A bicycle on a rotating disk

Relevant wiki: uniform circular motion

Consider the motion of the cyclist during one revolution of the disk.

If the cyclist didn't pedal at all he would be carried right around the perimeter of the big disk.

So in order to stay stationary, he must actually cycle exactly once (in the opposite direction to the disk's rotation) around the disk.

Since the circumference of his wheels is less than the circumference of the disk, the wheels must rotate more than once on this journey, while the disk has rotated exactly once.

And so the wheels have a greater angular velocity than the disk.

Relevant wiki: uniform circular motion

Since the tires don't slip, the velocity of the wheel where it makes contact with the disk and the velocity of the disk at the same point will be the same.

Let's call this velocity $v$ .

$\implies v = \omega_{tire} r = \omega_{disk} R$

$\implies \omega_{tire} = \dfrac{R}{r}\omega_{disk}$

So, since $R > r$ the $\boxed{\text{tire of the bicycle}}$ will have the greater rotating (angular) speed.

First of all velocity(v) = (radius (r) )(angular velocity ( $\omega$ ))

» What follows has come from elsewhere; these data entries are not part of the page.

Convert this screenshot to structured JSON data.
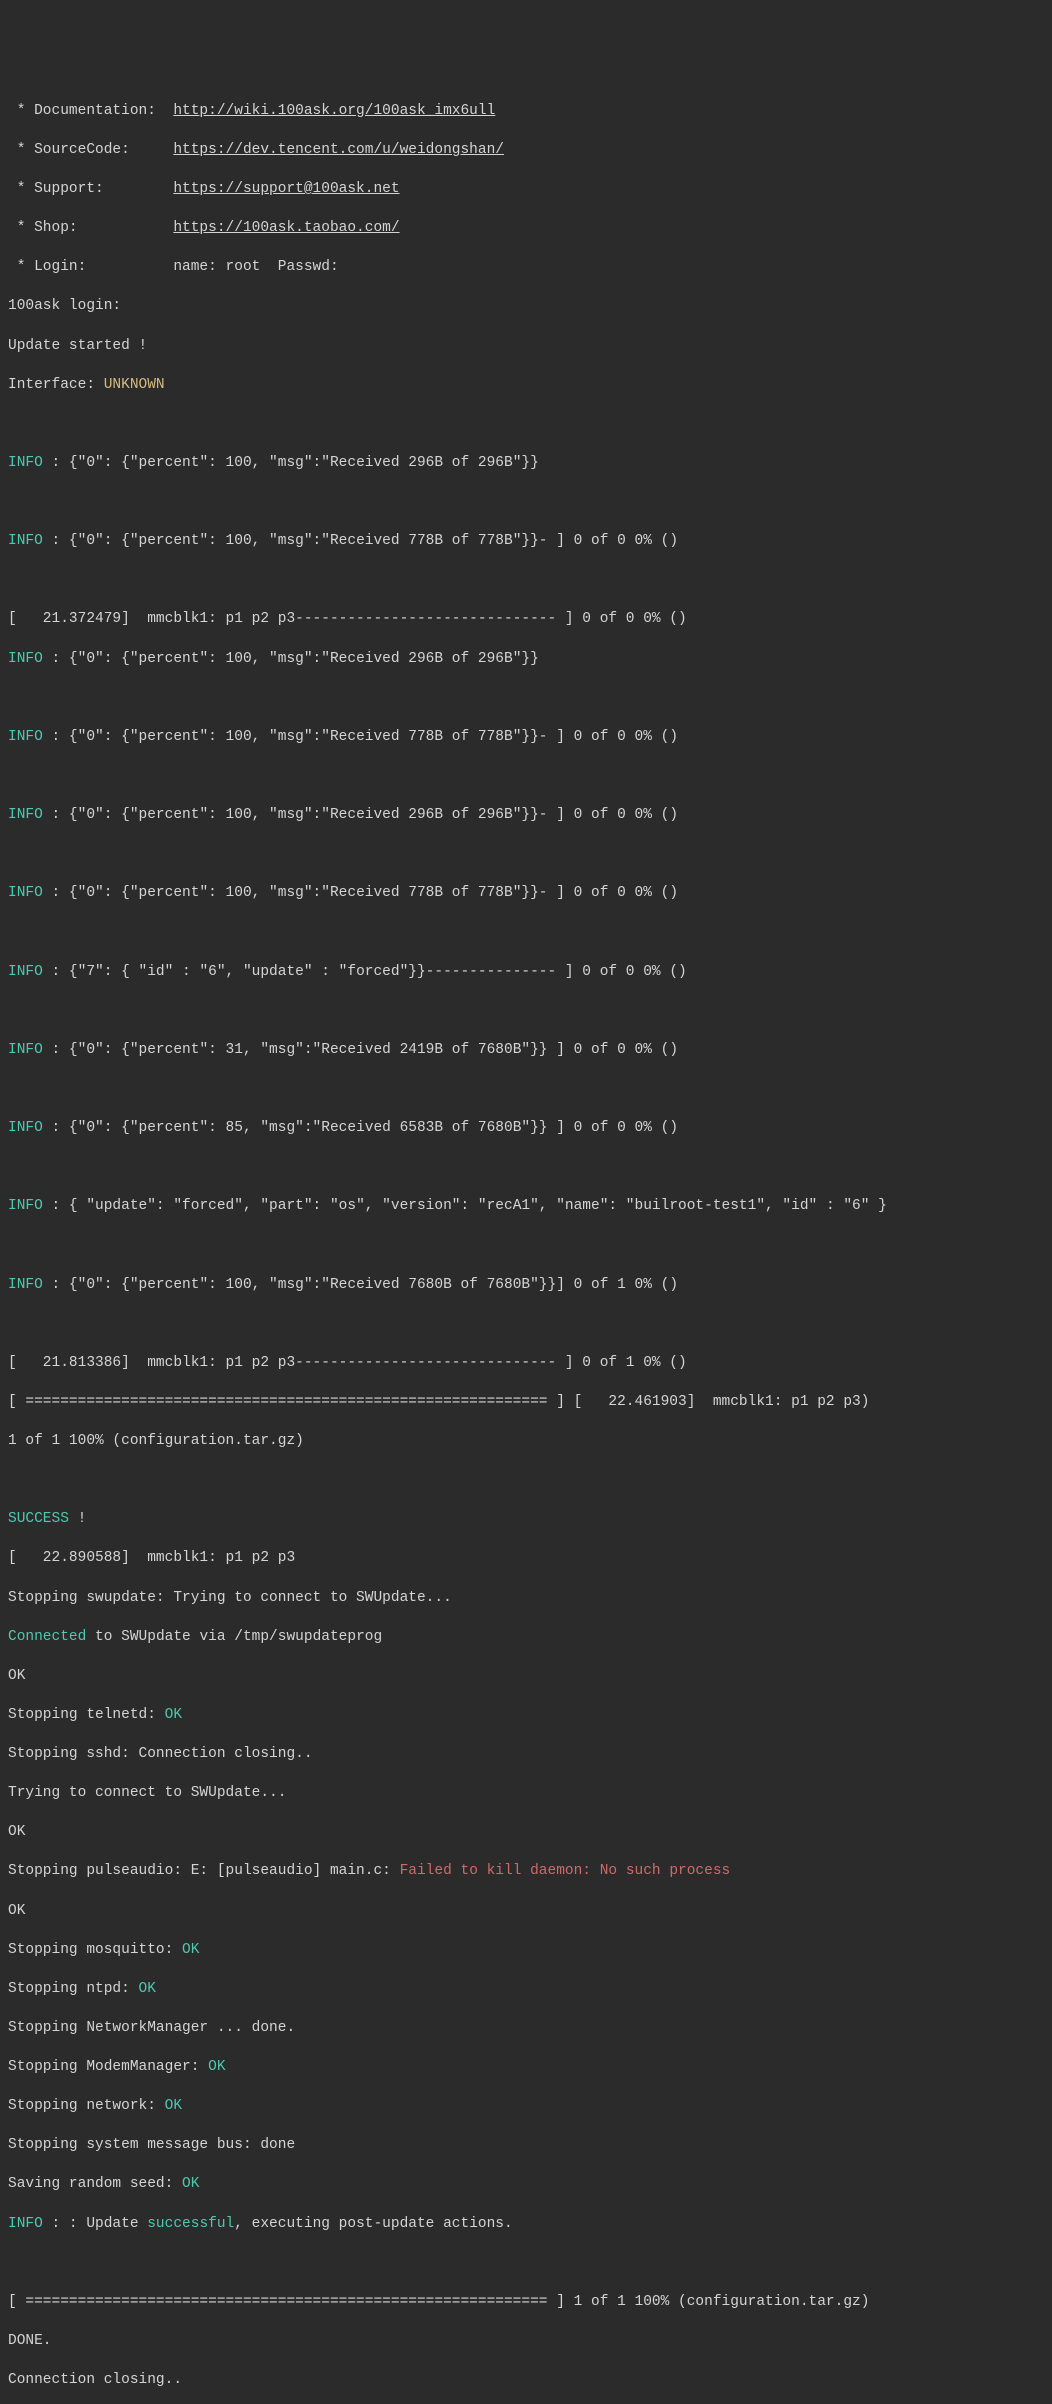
{
  "header": {
    "doc_label": " * Documentation:  ",
    "doc_link": "http://wiki.100ask.org/100ask_imx6ull",
    "src_label": " * SourceCode:     ",
    "src_link": "https://dev.tencent.com/u/weidongshan/",
    "sup_label": " * Support:        ",
    "sup_link": "https://support@100ask.net",
    "shop_label": " * Shop:           ",
    "shop_link": "https://100ask.taobao.com/",
    "login_label": " * Login:          name: root  Passwd: ",
    "login_prompt": "100ask login: ",
    "update_started": "Update started !",
    "interface_label": "Interface: ",
    "interface_value": "UNKNOWN"
  },
  "log": {
    "l1a": "INFO",
    "l1b": " : {\"0\": {\"percent\": 100, \"msg\":\"Received 296B of 296B\"}}",
    "l2a": "INFO",
    "l2b": " : {\"0\": {\"percent\": 100, \"msg\":\"Received 778B of 778B\"}}- ] 0 of 0 0% ()",
    "l3": "[   21.372479]  mmcblk1: p1 p2 p3------------------------------ ] 0 of 0 0% ()",
    "l4a": "INFO",
    "l4b": " : {\"0\": {\"percent\": 100, \"msg\":\"Received 296B of 296B\"}}",
    "l5a": "INFO",
    "l5b": " : {\"0\": {\"percent\": 100, \"msg\":\"Received 778B of 778B\"}}- ] 0 of 0 0% ()",
    "l6a": "INFO",
    "l6b": " : {\"0\": {\"percent\": 100, \"msg\":\"Received 296B of 296B\"}}- ] 0 of 0 0% ()",
    "l7a": "INFO",
    "l7b": " : {\"0\": {\"percent\": 100, \"msg\":\"Received 778B of 778B\"}}- ] 0 of 0 0% ()",
    "l8a": "INFO",
    "l8b": " : {\"7\": { \"id\" : \"6\", \"update\" : \"forced\"}}--------------- ] 0 of 0 0% ()",
    "l9a": "INFO",
    "l9b": " : {\"0\": {\"percent\": 31, \"msg\":\"Received 2419B of 7680B\"}} ] 0 of 0 0% ()",
    "l10a": "INFO",
    "l10b": " : {\"0\": {\"percent\": 85, \"msg\":\"Received 6583B of 7680B\"}} ] 0 of 0 0% ()",
    "l11a": "INFO",
    "l11b": " : { \"update\": \"forced\", \"part\": \"os\", \"version\": \"recA1\", \"name\": \"builroot-test1\", \"id\" : \"6\" }",
    "l12a": "INFO",
    "l12b": " : {\"0\": {\"percent\": 100, \"msg\":\"Received 7680B of 7680B\"}}] 0 of 1 0% ()",
    "l13": "[   21.813386]  mmcblk1: p1 p2 p3------------------------------ ] 0 of 1 0% ()",
    "l14": "[ ============================================================ ] [   22.461903]  mmcblk1: p1 p2 p3)",
    "l15": "1 of 1 100% (configuration.tar.gz)",
    "l16a": "SUCCESS",
    "l16b": " !",
    "l17": "[   22.890588]  mmcblk1: p1 p2 p3",
    "l18": "Stopping swupdate: Trying to connect to SWUpdate...",
    "l19a": "Connected",
    "l19b": " to SWUpdate via /tmp/swupdateprog",
    "l20": "OK",
    "l21a": "Stopping telnetd: ",
    "l21b": "OK",
    "l22": "Stopping sshd: Connection closing..",
    "l23": "Trying to connect to SWUpdate...",
    "l24": "OK",
    "l25a": "Stopping pulseaudio: E: [pulseaudio] main.c: ",
    "l25b": "Failed to kill daemon: No such process",
    "l26": "OK",
    "l27a": "Stopping mosquitto: ",
    "l27b": "OK",
    "l28a": "Stopping ntpd: ",
    "l28b": "OK",
    "l29": "Stopping NetworkManager ... done.",
    "l30a": "Stopping ModemManager: ",
    "l30b": "OK",
    "l31a": "Stopping network: ",
    "l31b": "OK",
    "l32": "Stopping system message bus: done",
    "l33a": "Saving random seed: ",
    "l33b": "OK",
    "l34a": "INFO",
    "l34b": " : : Update ",
    "l34c": "successful",
    "l34d": ", executing post-update actions.",
    "l35": "[ ============================================================ ] 1 of 1 100% (configuration.tar.gz)",
    "l36": "DONE.",
    "l37": "Connection closing.."
  }
}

Bicycle tire speed = $\textit{r}\omega _{2}$

Disk speed at distance $\textit{R} = \textit{R}\omega _{1}$

Both the tire and the disk need to be moving at the same speed so,

$\textit{r}\omega _{2}$ = $\textit{R}\omega _{1}$

solving for r

$\frac{\textit{r}\omega _{2}}{\omega _{2}} = \frac{\textit{R}\omega _{1}}{\omega _{2}}$

$\textit{r} = \frac{\textit{R}\omega _{1}}{\omega _{2}}$

Using substitution and $\textit{R} > \textit{r}$

$\textit{R} > \frac{\textit{R}\omega _{1}}{\omega _{2}}$

Dividing by $\textit{R}$

$\frac{\textit{R}}{\textit{R}} > \frac{\textit{R}\omega _{1}}{\omega _{2}\textit{R}}$

1 > $\frac{\omega _{1}}{\omega _{2}}$

Multiplying by $\omega _{2}$

1 $\omega_{2} > \frac{\omega _{1}}{\omega _{2}} \omega _{2}$

Yields

$\omega _{2} > \omega _{1}$

So the tire rotation speed is greater than the disc.

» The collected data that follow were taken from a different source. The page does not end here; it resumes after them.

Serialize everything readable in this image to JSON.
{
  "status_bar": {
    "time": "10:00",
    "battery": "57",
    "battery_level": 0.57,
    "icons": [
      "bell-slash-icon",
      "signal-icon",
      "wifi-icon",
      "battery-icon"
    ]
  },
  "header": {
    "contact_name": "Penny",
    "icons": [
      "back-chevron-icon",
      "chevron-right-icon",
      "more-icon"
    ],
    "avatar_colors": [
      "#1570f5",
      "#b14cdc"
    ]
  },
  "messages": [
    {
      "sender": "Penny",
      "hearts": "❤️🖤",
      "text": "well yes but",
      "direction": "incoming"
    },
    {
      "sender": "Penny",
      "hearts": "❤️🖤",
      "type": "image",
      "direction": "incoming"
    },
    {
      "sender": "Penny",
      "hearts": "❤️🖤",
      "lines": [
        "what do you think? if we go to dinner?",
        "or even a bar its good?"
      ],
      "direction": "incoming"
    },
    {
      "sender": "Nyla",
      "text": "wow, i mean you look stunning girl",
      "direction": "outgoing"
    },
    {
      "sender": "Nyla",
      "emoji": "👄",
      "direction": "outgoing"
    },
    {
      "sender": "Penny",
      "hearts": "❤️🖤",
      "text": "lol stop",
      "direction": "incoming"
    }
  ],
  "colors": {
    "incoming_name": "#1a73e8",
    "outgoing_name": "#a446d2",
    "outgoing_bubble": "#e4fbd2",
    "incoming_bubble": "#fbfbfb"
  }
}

Small gears spin faster than big gears.

Tangential speed is the same at disc and bicycle's tire $\Rightarrow \omega_{1}R=\omega_{2}r$ and we can see that $R>r \Rightarrow \omega_{2}>\omega_{1}$

The cyclist travels tangentially along the perimeter of the disc. The radius of the disc is larger than the bike's wheel radius. Therefore, the perimeter of the disc is larger than the perimeter of either of the bike's wheels. So, proportionally, it would take more "wheel perimeter" distance to catch up to the perimeter of the disc.

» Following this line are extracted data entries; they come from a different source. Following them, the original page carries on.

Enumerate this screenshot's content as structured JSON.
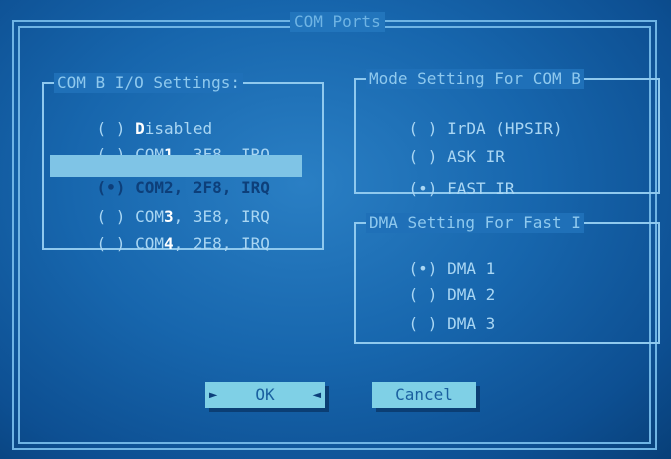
{
  "dialog": {
    "title": "COM Ports"
  },
  "com_io": {
    "title": "COM B I/O Settings:",
    "options": [
      {
        "prefix": "( ) ",
        "hot": "D",
        "rest": "isabled",
        "selected": false
      },
      {
        "prefix": "( ) COM",
        "hot": "1",
        "rest": ", 3F8, IRQ",
        "selected": false
      },
      {
        "prefix": "(•) COM",
        "hot": "2",
        "rest": ", 2F8, IRQ",
        "selected": true
      },
      {
        "prefix": "( ) COM",
        "hot": "3",
        "rest": ", 3E8, IRQ",
        "selected": false
      },
      {
        "prefix": "( ) COM",
        "hot": "4",
        "rest": ", 2E8, IRQ",
        "selected": false
      }
    ]
  },
  "mode": {
    "title": "Mode Setting For COM B",
    "options": [
      {
        "label": "( ) IrDA (HPSIR)",
        "selected": false
      },
      {
        "label": "( ) ASK IR",
        "selected": false
      },
      {
        "label": "(•) FAST IR",
        "selected": true
      }
    ]
  },
  "dma": {
    "title": "DMA Setting For Fast I",
    "options": [
      {
        "label": "(•) DMA 1",
        "selected": true
      },
      {
        "label": "( ) DMA 2",
        "selected": false
      },
      {
        "label": "( ) DMA 3",
        "selected": false
      }
    ]
  },
  "buttons": {
    "ok": "OK",
    "cancel": "Cancel"
  }
}
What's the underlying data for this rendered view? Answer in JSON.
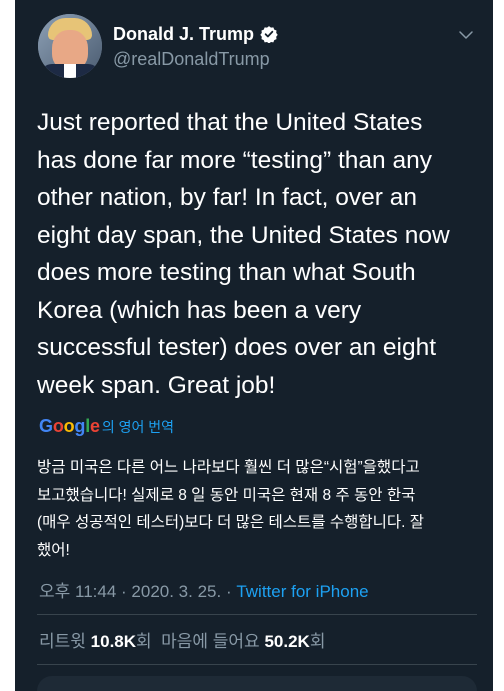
{
  "author": {
    "name": "Donald J. Trump",
    "handle": "@realDonaldTrump"
  },
  "tweet": {
    "text": "Just reported that the United States\nhas done far more “testing” than any\nother nation, by far! In fact, over an\neight day span, the United States now\ndoes more testing than what South\nKorea (which has been a very\nsuccessful tester) does over an eight\nweek span. Great job!"
  },
  "translate": {
    "logo_letters": [
      "G",
      "o",
      "o",
      "g",
      "l",
      "e"
    ],
    "logo_colors": [
      "#4285f4",
      "#ea4335",
      "#fbbc05",
      "#4285f4",
      "#34a853",
      "#ea4335"
    ],
    "label": "의 영어 번역"
  },
  "translation": {
    "text": "방금 미국은 다른 어느 나라보다 훨씬 더 많은“시험”을했다고\n보고했습니다! 실제로 8 일 동안 미국은 현재 8 주 동안 한국\n(매우 성공적인 테스터)보다 더 많은 테스트를 수행합니다. 잘\n했어!"
  },
  "meta": {
    "time": "오후 11:44",
    "separator": " · ",
    "date": "2020. 3. 25.",
    "source": "Twitter for iPhone"
  },
  "stats": {
    "retweets_label": "리트윗",
    "retweets_count": "10.8K",
    "retweets_unit": "회",
    "likes_label": "마음에 들어요",
    "likes_count": "50.2K",
    "likes_unit": "회"
  },
  "colors": {
    "background": "#15202b",
    "text": "#ffffff",
    "secondary": "#8899a6",
    "accent": "#1da1f2"
  }
}
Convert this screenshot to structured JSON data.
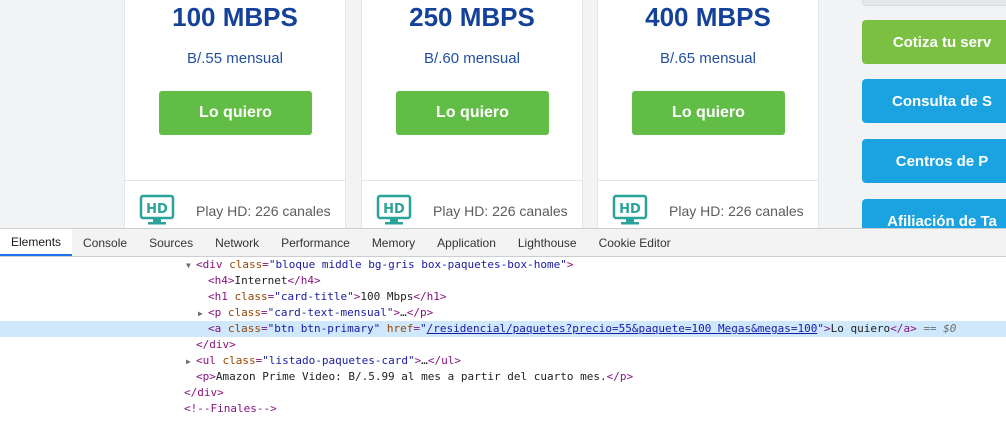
{
  "cards": [
    {
      "speed": "100 MBPS",
      "price": "B/.55 mensual",
      "button": "Lo quiero",
      "feature": "Play HD: 226 canales",
      "hd_label": "HD"
    },
    {
      "speed": "250 MBPS",
      "price": "B/.60 mensual",
      "button": "Lo quiero",
      "feature": "Play HD: 226 canales",
      "hd_label": "HD"
    },
    {
      "speed": "400 MBPS",
      "price": "B/.65 mensual",
      "button": "Lo quiero",
      "feature": "Play HD: 226 canales",
      "hd_label": "HD"
    }
  ],
  "sidebar": {
    "cotiza": "Cotiza tu serv",
    "consulta": "Consulta de S",
    "centros": "Centros de P",
    "afiliacion": "Afiliación de Ta"
  },
  "colors": {
    "brand_blue": "#14419a",
    "button_green": "#62bd46",
    "side_green": "#7bc043",
    "side_blue": "#1aa3e0"
  },
  "devtools": {
    "tabs": [
      "Elements",
      "Console",
      "Sources",
      "Network",
      "Performance",
      "Memory",
      "Application",
      "Lighthouse",
      "Cookie Editor"
    ],
    "active_tab": "Elements",
    "dom": {
      "l1_tag": "div",
      "l1_attr": "class",
      "l1_val": "bloque middle bg-gris box-paquetes-box-home",
      "l2_tag": "h4",
      "l2_text": "Internet",
      "l3_tag": "h1",
      "l3_attr": "class",
      "l3_val": "card-title",
      "l3_text": "100 Mbps",
      "l4_tag": "p",
      "l4_attr": "class",
      "l4_val": "card-text-mensual",
      "l4_text": "…",
      "l5_tag": "a",
      "l5_attr1": "class",
      "l5_val1": "btn btn-primary",
      "l5_attr2": "href",
      "l5_href": "/residencial/paquetes?precio=55&paquete=100 Megas&megas=100",
      "l5_text": "Lo quiero",
      "l5_eq": "== $0",
      "l6_tag": "div",
      "l7_tag": "ul",
      "l7_attr": "class",
      "l7_val": "listado-paquetes-card",
      "l7_text": "…",
      "l8_tag": "p",
      "l8_text": "Amazon Prime Video: B/.5.99 al mes a partir del cuarto mes.",
      "l9_tag": "div",
      "l10_text": "<!--Finales-->"
    }
  }
}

In a way, consider if you took off the tire of one of the bike's wheels, chopped it in one place, and unrolled it along the perimeter of the disc -- you'd need more than 2 tires to cover the entirety of the disc's perimeter. Well, speaking proportionally, if Distance = Rate * Time, and the bike's wheel's distance [unrolled tire length] is decreased compared to shorter than] the disc's, then the wheel's rate would need to increase to match the disc's rate.